1973–74 KNVB Cup

Tournament details
- Country: Netherlands
- Teams: 46

Final positions
- Champions: PSV
- Runners-up: NAC

= 1973–74 KNVB Cup =

The 1973-74 KNVB Cup was the 56th edition of the Dutch national football annual knockout tournament for the KNVB Cup. 46 teams contested, beginning on 26 September 1973 and ending at the final on 1 May 1974.

NAC unsuccessfully defended on 1 May 1974 in De Kuip, Rotterdam its 1973 title losing the 1974 KNVB Cup to PSV, 6–0. 38,000 attending.
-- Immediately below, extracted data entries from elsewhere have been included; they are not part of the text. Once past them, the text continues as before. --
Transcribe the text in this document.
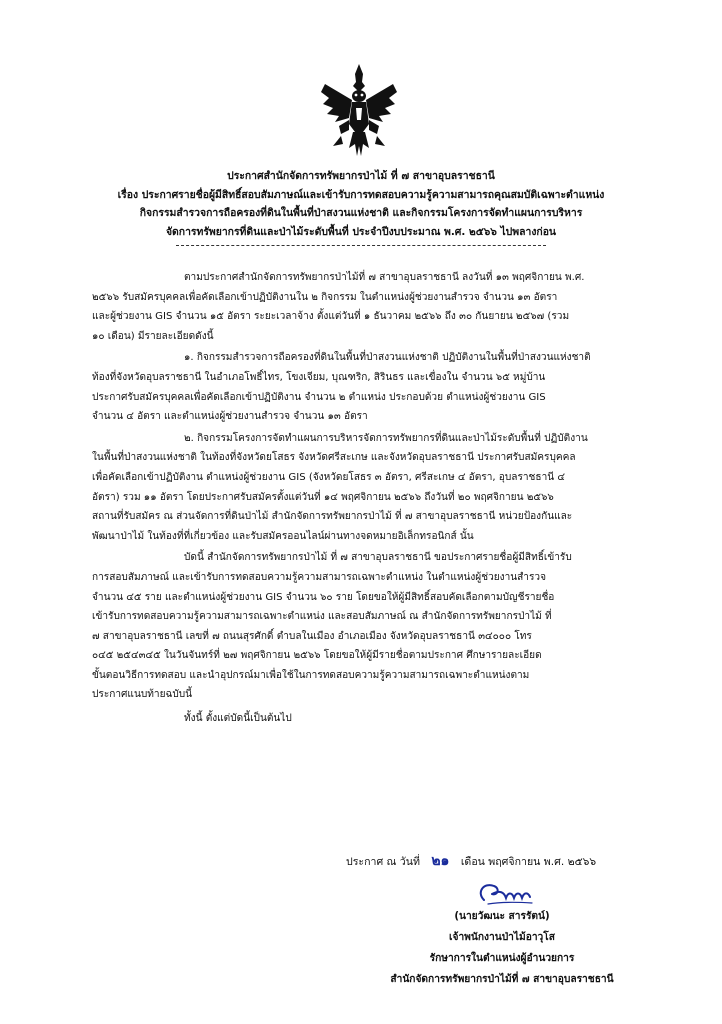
ประกาศสำนักจัดการทรัพยากรป่าไม้ ที่ ๗ สาขาอุบลราชธานี
เรื่อง ประกาศรายชื่อผู้มีสิทธิ์สอบสัมภาษณ์และเข้ารับการทดสอบความรู้ความสามารถคุณสมบัติเฉพาะตำแหน่ง
กิจกรรมสำรวจการถือครองที่ดินในพื้นที่ป่าสงวนแห่งชาติ และกิจกรรมโครงการจัดทำแผนการบริหาร
จัดการทรัพยากรที่ดินและป่าไม้ระดับพื้นที่ ประจำปีงบประมาณ พ.ศ. ๒๕๖๖ ไปพลางก่อน
ตามประกาศสำนักจัดการทรัพยากรป่าไม้ที่ ๗ สาขาอุบลราชธานี ลงวันที่ ๑๓ พฤศจิกายน พ.ศ.
๒๕๖๖ รับสมัครบุคคลเพื่อคัดเลือกเข้าปฏิบัติงานใน ๒ กิจกรรม ในตำแหน่งผู้ช่วยงานสำรวจ จำนวน ๑๓ อัตรา
และผู้ช่วยงาน GIS จำนวน ๑๕ อัตรา ระยะเวลาจ้าง ตั้งแต่วันที่ ๑ ธันวาคม ๒๕๖๖ ถึง ๓๐ กันยายน ๒๕๖๗ (รวม
๑๐ เดือน) มีรายละเอียดดังนี้
๑. กิจกรรมสำรวจการถือครองที่ดินในพื้นที่ป่าสงวนแห่งชาติ ปฏิบัติงานในพื้นที่ป่าสงวนแห่งชาติ
ท้องที่จังหวัดอุบลราชธานี ในอำเภอโพธิ์ไทร, โขงเจียม, บุณฑริก, สิรินธร และเขื่องใน จำนวน ๖๕ หมู่บ้าน
ประกาศรับสมัครบุคคลเพื่อคัดเลือกเข้าปฏิบัติงาน จำนวน ๒ ตำแหน่ง ประกอบด้วย ตำแหน่งผู้ช่วยงาน GIS
จำนวน ๔ อัตรา และตำแหน่งผู้ช่วยงานสำรวจ จำนวน ๑๓ อัตรา
๒. กิจกรรมโครงการจัดทำแผนการบริหารจัดการทรัพยากรที่ดินและป่าไม้ระดับพื้นที่ ปฏิบัติงาน
ในพื้นที่ป่าสงวนแห่งชาติ ในท้องที่จังหวัดยโสธร จังหวัดศรีสะเกษ และจังหวัดอุบลราชธานี ประกาศรับสมัครบุคคล
เพื่อคัดเลือกเข้าปฏิบัติงาน ตำแหน่งผู้ช่วยงาน GIS (จังหวัดยโสธร ๓ อัตรา, ศรีสะเกษ ๔ อัตรา, อุบลราชธานี ๔
อัตรา) รวม ๑๑ อัตรา โดยประกาศรับสมัครตั้งแต่วันที่ ๑๔ พฤศจิกายน ๒๕๖๖ ถึงวันที่ ๒๐ พฤศจิกายน ๒๕๖๖
สถานที่รับสมัคร ณ ส่วนจัดการที่ดินป่าไม้ สำนักจัดการทรัพยากรป่าไม้ ที่ ๗ สาขาอุบลราชธานี หน่วยป้องกันและ
พัฒนาป่าไม้ ในท้องที่ที่เกี่ยวข้อง และรับสมัครออนไลน์ผ่านทางจดหมายอิเล็กทรอนิกส์ นั้น
บัดนี้ สำนักจัดการทรัพยากรป่าไม้ ที่ ๗ สาขาอุบลราชธานี ขอประกาศรายชื่อผู้มีสิทธิ์เข้ารับ
การสอบสัมภาษณ์ และเข้ารับการทดสอบความรู้ความสามารถเฉพาะตำแหน่ง ในตำแหน่งผู้ช่วยงานสำรวจ
จำนวน ๔๕ ราย และตำแหน่งผู้ช่วยงาน GIS จำนวน ๖๐ ราย โดยขอให้ผู้มีสิทธิ์สอบคัดเลือกตามบัญชีรายชื่อ
เข้ารับการทดสอบความรู้ความสามารถเฉพาะตำแหน่ง และสอบสัมภาษณ์ ณ สำนักจัดการทรัพยากรป่าไม้ ที่
๗ สาขาอุบลราชธานี เลขที่ ๗ ถนนสุรศักดิ์ ตำบลในเมือง อำเภอเมือง จังหวัดอุบลราชธานี ๓๔๐๐๐ โทร
๐๔๕ ๒๕๔๓๔๕ ในวันจันทร์ที่ ๒๗ พฤศจิกายน ๒๕๖๖ โดยขอให้ผู้มีรายชื่อตามประกาศ ศึกษารายละเอียด
ขั้นตอนวิธีการทดสอบ และนำอุปกรณ์มาเพื่อใช้ในการทดสอบความรู้ความสามารถเฉพาะตำแหน่งตาม
ประกาศแนบท้ายฉบับนี้
ทั้งนี้ ตั้งแต่บัดนี้เป็นต้นไป
ประกาศ ณ วันที่ ๒๑ เดือน พฤศจิกายน พ.ศ. ๒๕๖๖
(นายวัฒนะ สารรัตน์)
เจ้าพนักงานป่าไม้อาวุโส
รักษาการในตำแหน่งผู้อำนวยการ
สำนักจัดการทรัพยากรป่าไม้ที่ ๗ สาขาอุบลราชธานี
It was PSV's second title.

==Teams==
- All 18 participants of the Eredivisie 1973-74, entering in the second round
- All 20 participants of the Eerste Divisie 1973-74
- 8 teams from lower (amateur) leagues

== First round ==
26 September 1973
| Almania _{A} | 0–2 | Fortuna SC _{1} |
| Excelsior _{1} | 1–0 | FC Eindhoven _{1} |
| FC Den Bosch _{1} | 2–1 (aet) | SC Cambuur _{1} |
| FC Dordrecht _{1} | 1–4 | Willem II _{1} |
| FC VVV _{1} | 4–1 | SVV _{1} |
| Fortuna Vlaardingen _{1} | 1–1 (p) | SC Amersfoort _{1} |
| SV Hoofddorp _{A} | 0–5 | sc Heerenveen _{1} |
| VV Hoogeveen _{A} | 1–4 | Vitesse Arnhem _{1} |
| IJsselmeervogels _{A} | 1–3 | PEC Zwolle _{1} |
| DVV Labor _{A} | 0–3 | FC Wageningen _{1} |
| VV Noordwijk _{A} | 2–2 (p) | Helmond Sport _{1} |
| TOP Oss _{A} | 2–1 | Veendam _{1} |
| FC Volendam _{1} | 4–1 | De Volewijckers _{1} |
| Xerxes Rotterdam _{A} | 2–2 (p) | Heracles _{1} |

_{1} Eerste Divisie; _{A} Amateur teams

== Second round ==
The Eredivisie teams entered this round.

November 11 and December 30, 1973
| De Graafschap _{E} | 1–2 (aet) | FC Groningen _{E} |
| Excelsior | 3–1 (aet) | TOP Oss |
| FC Den Bosch | 2–0 | FC Den Haag _{E} |
| FC Twente _{E} | 2–0 | FC VVV |
| FC Utrecht _{E} | 4–1 | Heracles |
| Fortuna SC | 0–1 | FC Amsterdam _{E} |
| HFC Haarlem _{E} | 1–2 (aet) | AZ'67 _{E} |
| sc Heerenveen | 1–1 (p) | Feyenoord _{E} |
| NAC _{E} | 4–2 | Go Ahead Eagles _{E} |
| NEC _{E} | 1–0 | SC Amersfoort |
| PEC Zwolle | 1–2 | Sparta _{E} |
| PSV _{E} | 2–0 | Vitesse Arnhem |
| Roda JC _{E} | 0–1 | Ajax _{E} |
| Telstar _{E} | 1–0 (aet) | MVV _{E} |
| FC Wageningen | 1–1 (p) | Helmond Sport |
| Willem II | 2–2 (p) | FC Volendam |

_{E} Eredivisie

== Third round ==
January 20 and February 24, 1974
| Excelsior | 0–1 | PSV |
| FC Amsterdam | 0–1 | Feyenoord |
| FC Den Bosch | 0–0 (p) | Sparta |
| FC Twente | 0–2 | Ajax |
| FC Utrecht | 2–0 | Willem II |
| NAC | 1–0 | Helmond Sport |
| NEC | 1–2 | FC Groningen |
| Telstar | 1–1 (p) | AZ'67 |

== From quarterfinals to final ==

===Details of the final===
1 May 1974
PSV 6-0 NAC
  PSV: Deijkers 10', R. van de Kerkhof 40', Van der Kuijlen 51', 58', 90', Edström 53'

PSV would participate in the Cup Winners' Cup.